TensorSpeech / TensorFlowTTS

:stuck_out_tongue_closed_eyes: TensorFlowTTS: Real-Time State-of-the-art Speech Synthesis for Tensorflow 2 (supported including English, French, Korean, Chinese, German and Easy to adapt for other languages)
https://tensorspeech.github.io/TensorFlowTTS/
Apache License 2.0
3.85k stars 814 forks source link

How to train with dataset is vietnamese #298

Closed lolotica123 closed 4 years ago

lolotica123 commented 4 years ago

Hi, @dathudeptrai, thanks for great repo about Text to speech. I have question about preprocess ljspeech. In .csv data has format 12_wav | | hai cái đầu sẽ nghĩ ra những cái mà một cái đầu không nghĩ ra nổi, and I change to _letters = "AÁÀẠẢÃĂẰẮẶẲẴÂẤẦẬẨẪBCDĐEÉÈẺẼẸÊẾỀỂỄỆFGHIÍÌỊỈĨJKL... But when I training finished at 40k but synthesize to audio and transcript

"Tuy nhiên, giữa đêm đã xảy ra vụ sạt lở đất tại vị trí hai căn phòng của lực lượng cứu hộ đang nghỉ. Sau đó, chỉ một số trong hơn 20 người may mắn thoát ra khỏi hiện trường vụ sạt lở và quay về" Model had trained with tacotron 2, fastspeech 2 and multi ban melgan. thanks so much.
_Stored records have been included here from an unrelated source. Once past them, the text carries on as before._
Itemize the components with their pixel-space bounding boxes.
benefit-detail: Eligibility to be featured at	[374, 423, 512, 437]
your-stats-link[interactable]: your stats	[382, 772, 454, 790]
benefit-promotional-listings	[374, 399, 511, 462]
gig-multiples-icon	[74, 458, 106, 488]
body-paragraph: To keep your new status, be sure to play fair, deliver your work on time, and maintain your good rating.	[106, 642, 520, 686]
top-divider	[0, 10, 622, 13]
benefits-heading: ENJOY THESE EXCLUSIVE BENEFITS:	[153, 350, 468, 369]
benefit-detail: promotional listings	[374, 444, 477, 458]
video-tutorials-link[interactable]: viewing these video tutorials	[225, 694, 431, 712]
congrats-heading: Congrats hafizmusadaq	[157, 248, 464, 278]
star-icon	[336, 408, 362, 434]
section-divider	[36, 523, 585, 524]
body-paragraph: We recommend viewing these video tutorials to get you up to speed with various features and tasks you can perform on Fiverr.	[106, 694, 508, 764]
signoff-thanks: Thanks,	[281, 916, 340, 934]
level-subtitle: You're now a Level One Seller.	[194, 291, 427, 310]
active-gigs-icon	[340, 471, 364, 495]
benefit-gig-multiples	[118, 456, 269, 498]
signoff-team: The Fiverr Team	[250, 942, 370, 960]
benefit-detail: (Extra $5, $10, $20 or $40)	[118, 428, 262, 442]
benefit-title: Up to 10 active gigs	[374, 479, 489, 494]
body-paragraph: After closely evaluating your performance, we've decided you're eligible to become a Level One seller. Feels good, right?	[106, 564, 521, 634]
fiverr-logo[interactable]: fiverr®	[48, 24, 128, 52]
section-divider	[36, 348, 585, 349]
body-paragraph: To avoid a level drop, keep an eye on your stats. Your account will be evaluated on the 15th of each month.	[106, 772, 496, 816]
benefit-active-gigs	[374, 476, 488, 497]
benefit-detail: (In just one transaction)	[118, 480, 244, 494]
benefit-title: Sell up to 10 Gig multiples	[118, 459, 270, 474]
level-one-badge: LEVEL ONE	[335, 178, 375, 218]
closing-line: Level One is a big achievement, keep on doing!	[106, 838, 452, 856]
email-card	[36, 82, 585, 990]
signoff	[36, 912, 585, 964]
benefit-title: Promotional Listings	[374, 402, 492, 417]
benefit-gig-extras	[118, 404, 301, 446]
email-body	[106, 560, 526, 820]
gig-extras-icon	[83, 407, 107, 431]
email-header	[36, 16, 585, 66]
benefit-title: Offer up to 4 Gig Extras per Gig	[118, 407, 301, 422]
dathudeptrai commented 4 years ago

@xiuyayang did you normalize text before training ?. Seems there are some problems with the preprocessing step here :D

lolotica123 commented 4 years ago

@dathudeptrai, no, i don't, i just do step by step in readme.

tensorflow-tts-preprocess tensorflow-tts-normalize Train tacotron 2 Extract duration to train fastspech 2. But when i do synthesize, both model tacotron 2 and fastspeech 2 generate the same audio... Can you let me know, what should i do. Thanks so Much.

dathudeptrai commented 4 years ago

@dathudeptrai, no, i don't, i just do step by step in readme.

tensorflow-tts-preprocess tensorflow-tts-normalize Train tacotron 2 Extract duration to train fastspech 2. But when i do synthesize, both model tacotron 2 and fastspeech 2 generate the same audio... Can you let me know, what should i do. Thanks so Much.

i think the problem is in normalization step before training, maybe you should lower the text, convert number to readable form.

lolotica123 commented 4 years ago

Thanks @dathudeptrai for your fast response. In metadata.csv has texts lower and hasn't numbers. Why ljspeech_mapper.json in dump_ljspeech has the same result when I try replace _letters = "AÁÀẠẢÃ.." instead of _letters = "ABCDEFGHIJKLMN.." and comment valid_symbols? Can you share me intro to train tacotron 2 in Vietnamese? Thanks so much.

dathudeptrai commented 4 years ago

@xiuyayang you should define ur dataset parameter before preprocessing (see https://github.com/TensorSpeech/TensorFlowTTS/blob/master/tensorflow_tts/bin/preprocess.py#L347-L359 and https://github.com/TensorSpeech/TensorFlowTTS/blob/master/tensorflow_tts/bin/preprocess.py#L369)

lolotica123 commented 4 years ago

I do exactly what you guide, but, result audio synthesize hurt.. Do you trained text to speech in vietnamese? Can you share me script in ljspeech.py in processor...? Thanks so much.

nqcccccc commented 2 years ago

Hi @lolotica123, I know this issue was closed long time ago but did you solve it? I just trained tacotron2 on my own Vietnamese dataset and ran into the same problem as you. Thank you very much.